New research suggests smartphone apps could help people make healthier lifestyle choices.

Researchers revealed that currently, one in five American adults use some technology to track health data and the most popular health apps downloaded are related to exercise, counting steps, or heart rate. However, scientific evidence of mobile health technologies' effectiveness for reducing risk factors for heart disease and stroke is limited.

"The fact that mobile health technologies haven't been fully studied doesn't mean that they are not effective. Self-monitoring is one of the core strategies for changing cardiovascular health behaviors. If a mobile health technology, such as a smartphone app for self-monitoring diet, weight or physical activity, is helping you improve your behavior, then stick with it," Lora E. Burke, lead author of the review and professor of nursing and epidemiology at the University of Pittsburgh, said in a statement.

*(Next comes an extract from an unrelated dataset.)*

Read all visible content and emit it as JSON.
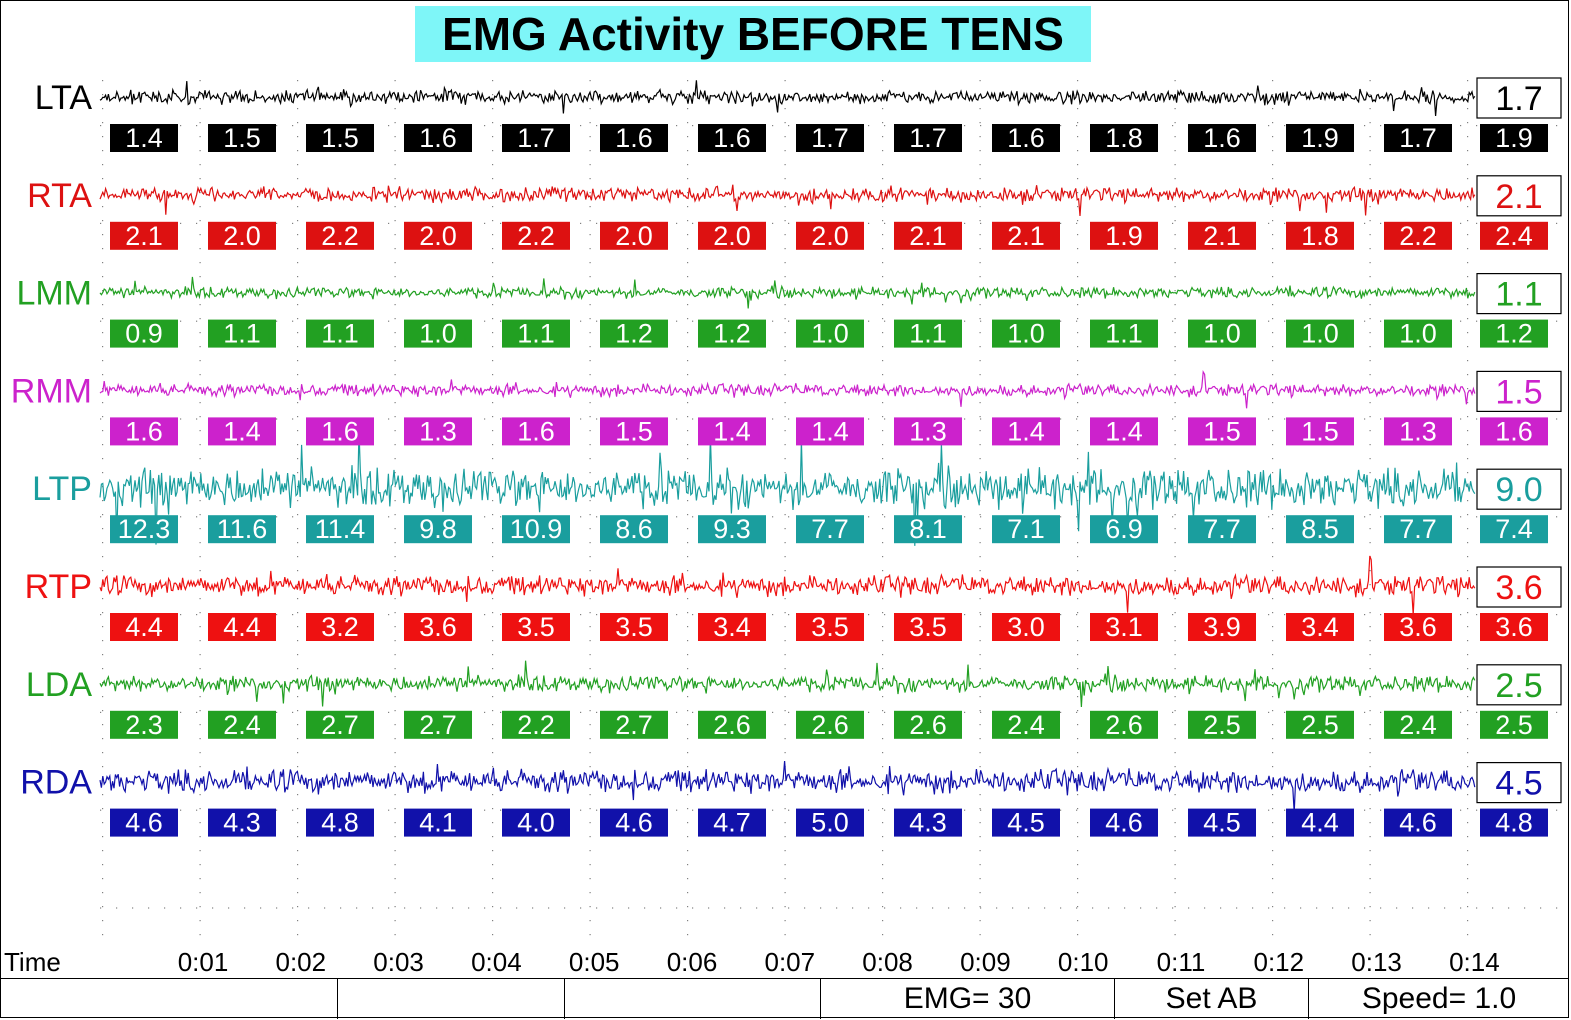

For the study, researchers reviewed the small body of published, peer-reviewed studies about the effectiveness of mobile health technologies (mHealth) for managing weight, increasing physical activity, quitting smoking and controlling high blood pressure, high cholesterol and diabetes.

The mHealth technologies examined in the statement correspond to the goals in the American Heart Association's Life's Simple 7, which are seven simple ways to improve your heart health -- eating better, being more active, managing your weight, avoiding tobacco smoke, reducing blood sugar, and controlling both cholesterol and blood pressure.

"Don't dismiss the possibility that these devices and apps can help you be heart healthy," Burke said.

The review, which is published in the journal Circulation, also encouraged researchers to embrace the challenge of producing the needed evidence regarding how effective these new technologies are and how we can best adopt them into clinical practice to promote better patient health.